The use of local anesthetics is commonly done in numerous plastic surgery procedures for both immediate and prolonged pain relief. One such operation would be a tummy tuck where the rectus muscles are sutured together. This is the most common source of significant pain after the procedure. Indwelling pain pumps or the injection of long-acting Marcaine (bupivacaine which lasts up to 24 hours) into the muscle is commonly used to help control the patient’s pain after surgery. While pain pumps can work up to 48 hours after surgery they are an additional tube(s) that exits the body and adds hundreds of dollars to the cost of surgery. Injected marcaine with epinephrine will last somewhere in the range of 18 to 24 hours but no longer.
Exparel is a newer local analgesic agent that combines bupivacaine with a unique liposome delivery vehicle known as DepoFoam. This is a multivesicular liposome that entraps the local anesthetic agent and slowly releases it as it breaks down over a few days after injection. This is why the solution looks white and flows like low fat milk due to the suspended liposome particles. This allows a single dose to have a duration of effect of around 72 hours or 3 days. A large number of clinical trials (21) evaluating over 1300 patients who had various surgical procedures were tested for both safety and effectiveness.

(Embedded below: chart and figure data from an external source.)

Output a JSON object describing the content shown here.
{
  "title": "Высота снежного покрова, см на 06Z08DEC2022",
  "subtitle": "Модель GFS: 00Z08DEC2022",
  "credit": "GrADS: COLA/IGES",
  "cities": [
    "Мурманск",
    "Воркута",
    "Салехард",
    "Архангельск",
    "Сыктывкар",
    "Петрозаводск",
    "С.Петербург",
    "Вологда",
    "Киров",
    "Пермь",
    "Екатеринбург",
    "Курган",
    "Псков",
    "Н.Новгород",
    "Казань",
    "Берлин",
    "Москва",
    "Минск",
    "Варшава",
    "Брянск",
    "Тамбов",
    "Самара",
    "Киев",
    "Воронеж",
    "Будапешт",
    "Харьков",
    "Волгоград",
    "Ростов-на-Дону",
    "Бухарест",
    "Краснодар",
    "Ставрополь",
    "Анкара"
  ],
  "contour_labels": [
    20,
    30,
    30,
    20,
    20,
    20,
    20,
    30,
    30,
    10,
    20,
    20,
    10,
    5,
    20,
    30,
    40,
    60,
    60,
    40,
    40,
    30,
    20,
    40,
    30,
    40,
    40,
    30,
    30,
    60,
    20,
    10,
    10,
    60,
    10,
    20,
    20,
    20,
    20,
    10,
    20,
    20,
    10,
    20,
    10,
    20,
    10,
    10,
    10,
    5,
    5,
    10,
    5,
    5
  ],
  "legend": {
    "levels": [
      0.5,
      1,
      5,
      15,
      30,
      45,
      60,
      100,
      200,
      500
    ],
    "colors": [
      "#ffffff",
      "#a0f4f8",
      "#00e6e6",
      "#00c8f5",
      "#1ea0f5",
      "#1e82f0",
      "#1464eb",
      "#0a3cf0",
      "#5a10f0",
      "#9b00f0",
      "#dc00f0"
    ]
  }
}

Exparel (bupivacaine liposomal injection suspension, 1.3%) has the potential to simplify postsurgical pain management by reducing the need for oral narcotics and/or pain pumps by delivering bupivacaine with a single injection. Better postsurgical pain management may potentially result in less discomfort and earlier mobility in the first few days after a tummy tuck which is the most difficult phase of the recovery. There are other potential applications in plastic surgery where such pain control could be beneficial as well such as breast augmentation.